Golpe al bolsillo: Familias nicaragüenses denuncian «impagables» recibos de energía eléctrica

Una ola de indignación recorre diversos sectores de la capital y los departamentos del país ante lo que los usuarios califican como un incremento desmedido y arbitrario en las facturas de energía eléctrica. Habitantes del barrio Acahualinca, en el Distrito Dos de Managua, han alzado su voz de protesta tras recibir facturas con montos que triplican o incluso sextuplican su consumo habitual.
Uno de los casos más alarmantes reportados en este populoso sector es el de una jefa de hogar cuya factura pasó repentinamente de 500 córdobas a más de 3,000, un monto que resulta inalcanzable para la economía familiar promedio. La afectada aseguró que en su vivienda no cuentan con equipos de alto consumo, como aires acondicionados o sistemas de refrigeración industrial, que justifiquen semejante alteración en el cobro.

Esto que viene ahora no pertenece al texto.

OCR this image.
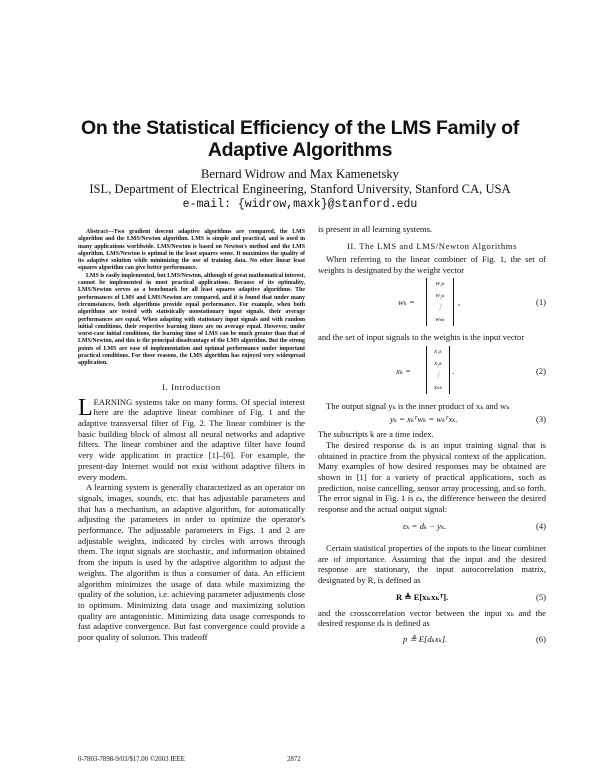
On the Statistical Efficiency of the LMS Family of
Adaptive Algorithms
Bernard Widrow and Max Kamenetsky
ISL, Department of Electrical Engineering, Stanford University, Stanford CA, USA
e-mail: {widrow,maxk}@stanford.edu

Abstract—Two gradient descent adaptive algorithms are compared, the LMS algorithm and the LMS/Newton algorithm. LMS is simple and practical, and is used in many applications worldwide. LMS/Newton is based on Newton's method and the LMS algorithm. LMS/Newton is optimal in the least squares sense. It maximizes the quality of its adaptive solution while minimizing the use of training data. No other linear least squares algorithm can give better performance.

LMS is easily implemented, but LMS/Newton, although of great mathematical interest, cannot be implemented in most practical applications. Because of its optimality, LMS/Newton serves as a benchmark for all least squares adaptive algorithms. The performances of LMS and LMS/Newton are compared, and it is found that under many circumstances, both algorithms provide equal performance. For example, when both algorithms are tested with statistically nonstationary input signals, their average performances are equal. When adapting with stationary input signals and with random initial conditions, their respective learning times are on average equal. However, under worst-case initial conditions, the learning time of LMS can be much greater than that of LMS/Newton, and this is the principal disadvantage of the LMS algorithm. But the strong points of LMS are ease of implementation and optimal performance under important practical conditions. For these reasons, the LMS algorithm has enjoyed very widespread application.

I. Introduction

LEARNING systems take on many forms. Of special interest here are the adaptive linear combiner of Fig. 1 and the adaptive transversal filter of Fig. 2. The linear combiner is the basic building block of almost all neural networks and adaptive filters. The linear combiner and the adaptive filter have found very wide application in practice [1]–[6]. For example, the present-day Internet would not exist without adaptive filters in every modem.

A learning system is generally characterized as an operator on signals, images, sounds, etc. that has adjustable parameters and that has a mechanism, an adaptive algorithm, for automatically adjusting the parameters in order to optimize the operator's performance. The adjustable parameters in Figs. 1 and 2 are adjustable weights, indicated by circles with arrows through them. The input signals are stochastic, and information obtained from the inputs is used by the adaptive algorithm to adjust the weights. The algorithm is thus a consumer of data. An efficient algorithm minimizes the usage of data while maximizing the quality of the solution, i.e. achieving parameter adjustments close to optimum. Minimizing data usage and maximizing solution quality are antagonistic. Minimizing data usage corresponds to fast adaptive convergence. But fast convergence could provide a poor quality of solution. This tradeoff

is present in all learning systems.

II. The LMS and LMS/Newton Algorithms

When referring to the linear combiner of Fig. 1, the set of weights is designated by the weight vector

wₖ =
w₁ₖ
w₂ₖ
⋮
wₙₖ
,	(1)

and the set of input signals to the weights is the input vector

xₖ =
x₁ₖ
x₂ₖ
⋮
xₙₖ
.	(2)

The output signal yₖ is the inner product of xₖ and wₖ

yₖ = xₖᵀwₖ = wₖᵀxₖ.	(3)

The subscripts k are a time index.

The desired response dₖ is an input training signal that is obtained in practice from the physical context of the application. Many examples of how desired responses may be obtained are shown in [1] for a variety of practical applications, such as prediction, noise cancelling, sensor array processing, and so forth. The error signal in Fig. 1 is εₖ, the difference between the desired response and the actual output signal:

εₖ = dₖ − yₖ.	(4)

Certain statistical properties of the inputs to the linear combiner are of importance. Assuming that the input and the desired response are stationary, the input autocorrelation matrix, designated by R, is defined as

R ≜ E[xₖxₖᵀ].	(5)

and the crosscorrelation vector between the input xₖ and the desired response dₖ is defined as

p ≜ E[dₖxₖ].	(6)
0-7803-7898-9/03/$17.00 ©2003 IEEE	2872
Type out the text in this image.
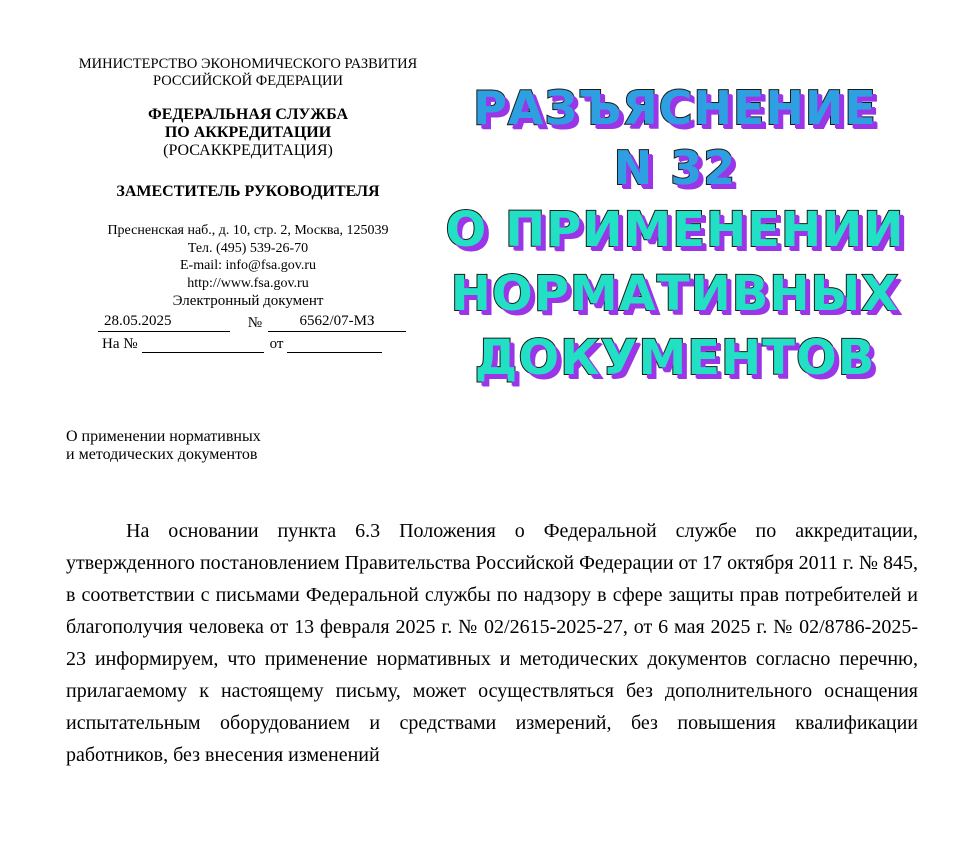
МИНИСТЕРСТВО ЭКОНОМИЧЕСКОГО РАЗВИТИЯ
РОССИЙСКОЙ ФЕДЕРАЦИИ
ФЕДЕРАЛЬНАЯ СЛУЖБА
ПО АККРЕДИТАЦИИ
(РОСАККРЕДИТАЦИЯ)
ЗАМЕСТИТЕЛЬ РУКОВОДИТЕЛЯ
Пресненская наб., д. 10, стр. 2, Москва, 125039
Тел. (495) 539-26-70
E-mail: info@fsa.gov.ru
http://www.fsa.gov.ru
Электронный документ
28.05.2025	№	6562/07-МЗ
На №	от
О применении нормативных
и методических документов
РАЗЪЯСНЕНИЕ
N 32
О ПРИМЕНЕНИИ
НОРМАТИВНЫХ
ДОКУМЕНТОВ

На основании пункта 6.3 Положения о Федеральной службе по аккредитации, утвержденного постановлением Правительства Российской Федерации от 17 октября 2011 г. № 845, в соответствии с письмами Федеральной службы по надзору в сфере защиты прав потребителей и благополучия человека от 13 февраля 2025 г. № 02/2615-2025-27, от 6 мая 2025 г. № 02/8786-2025-23 информируем, что применение нормативных и методических документов согласно перечню, прилагаемому к настоящему письму, может осуществляться без дополнительного оснащения испытательным оборудованием и средствами измерений, без повышения квалификации работников, без внесения изменений
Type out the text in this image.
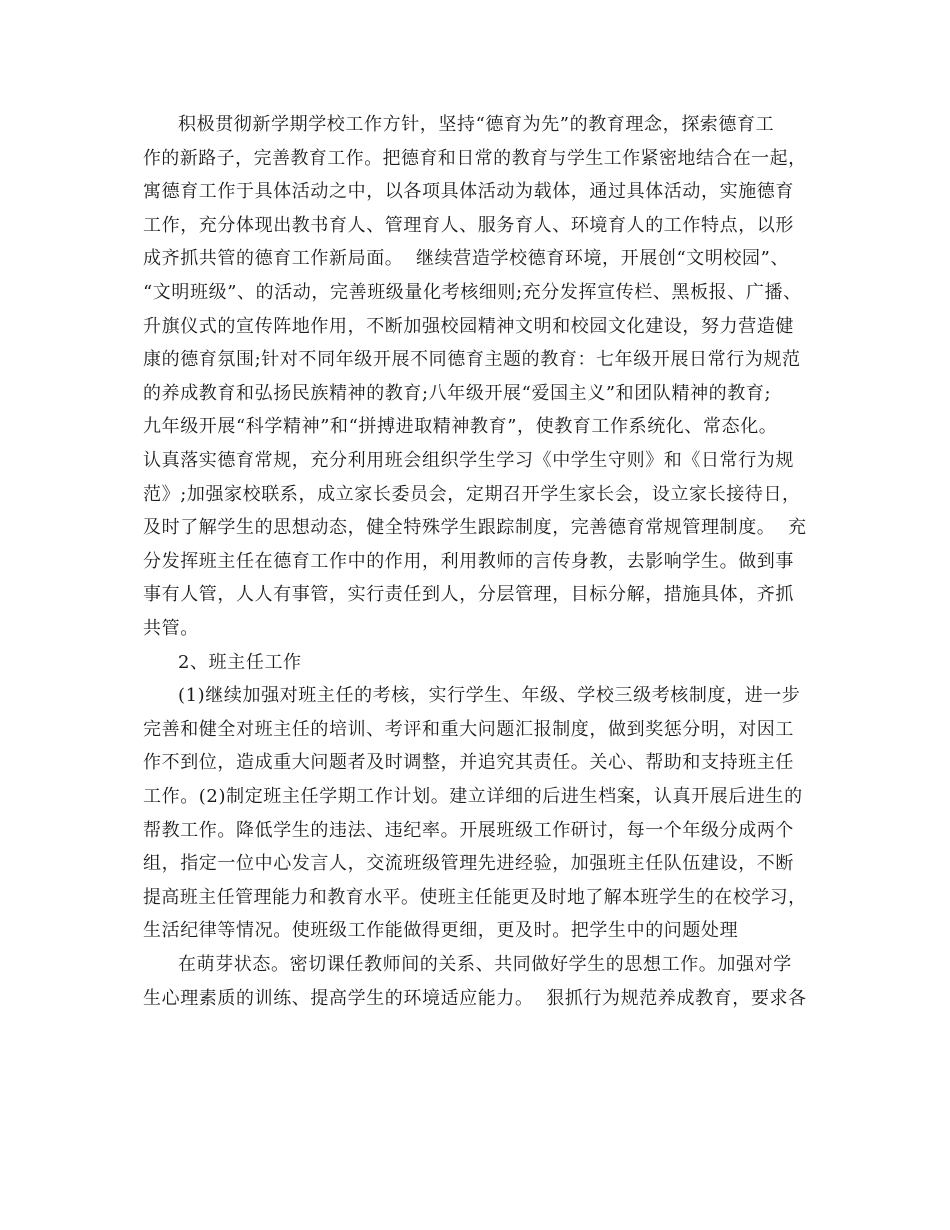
积极贯彻新学期学校工作方针，坚持“德育为先”的教育理念，探索德育工
作的新路子，完善教育工作。把德育和日常的教育与学生工作紧密地结合在一起，
寓德育工作于具体活动之中，以各项具体活动为载体，通过具体活动，实施德育
工作，充分体现出教书育人、管理育人、服务育人、环境育人的工作特点，以形
成齐抓共管的德育工作新局面。  继续营造学校德育环境，开展创“文明校园”、
“文明班级”、的活动，完善班级量化考核细则;充分发挥宣传栏、黑板报、广播、
升旗仪式的宣传阵地作用，不断加强校园精神文明和校园文化建设，努力营造健
康的德育氛围;针对不同年级开展不同德育主题的教育：七年级开展日常行为规范
的养成教育和弘扬民族精神的教育;八年级开展“爱国主义”和团队精神的教育;
九年级开展“科学精神”和“拼搏进取精神教育”，使教育工作系统化、常态化。
认真落实德育常规，充分利用班会组织学生学习《中学生守则》和《日常行为规
范》;加强家校联系，成立家长委员会，定期召开学生家长会，设立家长接待日，
及时了解学生的思想动态，健全特殊学生跟踪制度，完善德育常规管理制度。  充
分发挥班主任在德育工作中的作用，利用教师的言传身教，去影响学生。做到事
事有人管，人人有事管，实行责任到人，分层管理，目标分解，措施具体，齐抓
共管。
2、班主任工作
(1)继续加强对班主任的考核，实行学生、年级、学校三级考核制度，进一步
完善和健全对班主任的培训、考评和重大问题汇报制度，做到奖惩分明，对因工
作不到位，造成重大问题者及时调整，并追究其责任。关心、帮助和支持班主任
工作。(2)制定班主任学期工作计划。建立详细的后进生档案，认真开展后进生的
帮教工作。降低学生的违法、违纪率。开展班级工作研讨，每一个年级分成两个
组，指定一位中心发言人，交流班级管理先进经验，加强班主任队伍建设，不断
提高班主任管理能力和教育水平。使班主任能更及时地了解本班学生的在校学习，
生活纪律等情况。使班级工作能做得更细，更及时。把学生中的问题处理
在萌芽状态。密切课任教师间的关系、共同做好学生的思想工作。加强对学
生心理素质的训练、提高学生的环境适应能力。  狠抓行为规范养成教育，要求各
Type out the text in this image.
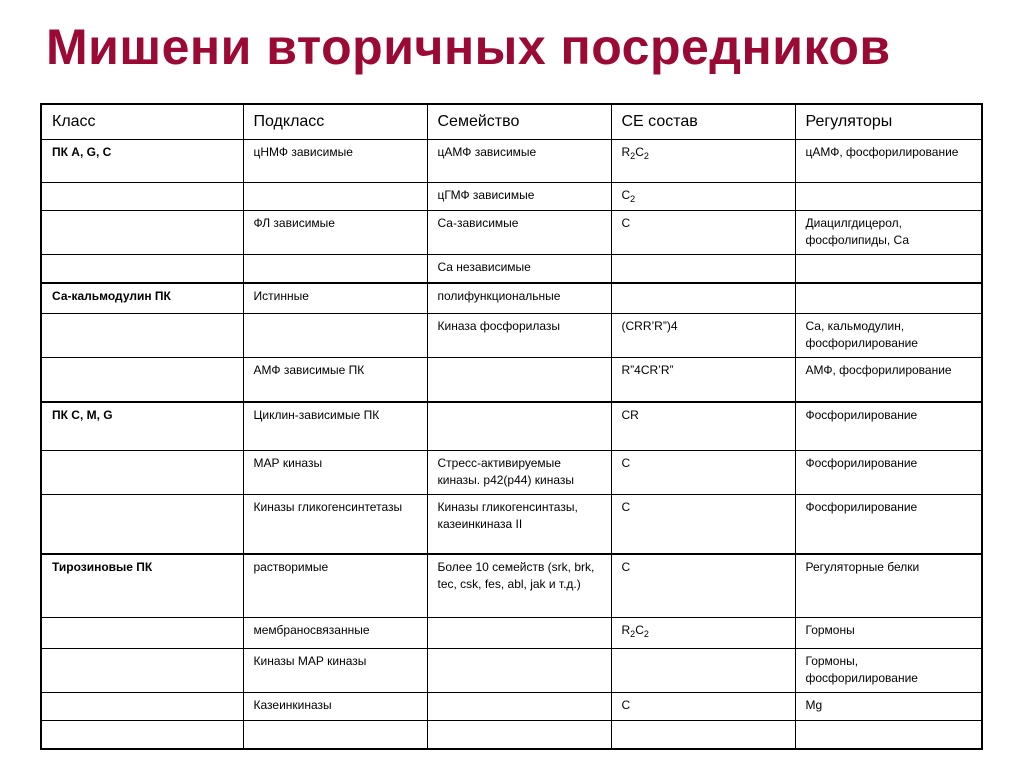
Мишени вторичных посредников
Класс	Подкласс	Семейство	СЕ состав	Регуляторы
ПК А, G, С	цНМФ зависимые	цАМФ зависимые	$R_2C_2$	цАМФ, фосфорилирование
		цГМФ зависимые	$C_2$	
	ФЛ зависимые	Са-зависимые	С	Диацилгдицерол, фосфолипиды, Са
		Са независимые		
Са-кальмодулин ПК	Истинные	полифункциональные		
		Киназа фосфорилазы	(CRR’R”)4	Са, кальмодулин, фосфорилирование
	АМФ зависимые ПК		R”4CR’R”	АМФ, фосфорилирование
ПК С, М, G	Циклин-зависимые ПК		CR	Фосфорилирование
	МАР киназы	Стресс-активируемые киназы. р42(р44) киназы	С	Фосфорилирование
	Киназы гликогенсинтетазы	Киназы гликогенсинтазы, казеинкиназа II	С	Фосфорилирование
Тирозиновые ПК	растворимые	Более 10 семейств (srk, brk, tec, csk, fes, abl, jak и т.д.)	С	Регуляторные белки
	мембраносвязанные		$R_2C_2$	Гормоны
	Киназы МАР киназы			Гормоны, фосфорилирование
	Казеинкиназы		С	Mg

Inconformidad a nivel nacional Esta problemática no es exclusiva de la capital. Denuncias similares han surgido en todos los departamentos de Nicaragua, donde las familias reportan que sus recibos, que usualmente oscilaban entre los 400 y 600 córdobas, ahora superan los 2,000 y 3,000 córdobas. Los usuarios coinciden en un punto crítico: no han incrementado el uso de sus aparatos eléctricos ni han adquirido nuevos equipos que expliquen el alza.
Este incremento en los servicios básicos ocurre en un contexto económico sumamente frágil para el país. Las familias ya enfrentan un elevado costo de la vida, donde productos básicos de la dieta nicaragüense han sufrido variaciones de precio significativas, llegando al punto en que resulta más barato consumir pollo que queso. Con un tipo de cambio oficial que se sitúa en los C$ 36.6243 por dólar, el pago de una factura de 3,000 córdobas representa un porcentaje asfixiante del salario mínimo nacional.
Hasta el momento, las autoridades correspondientes y la empresa distribuidora de energía no han brindado una explicación técnica detallada sobre estos cobros excesivos, mientras la población exige una revisión inmediata de los medidores y de la política tarifaria que amenaza con dejar a oscuras a miles de hogares por falta de pago.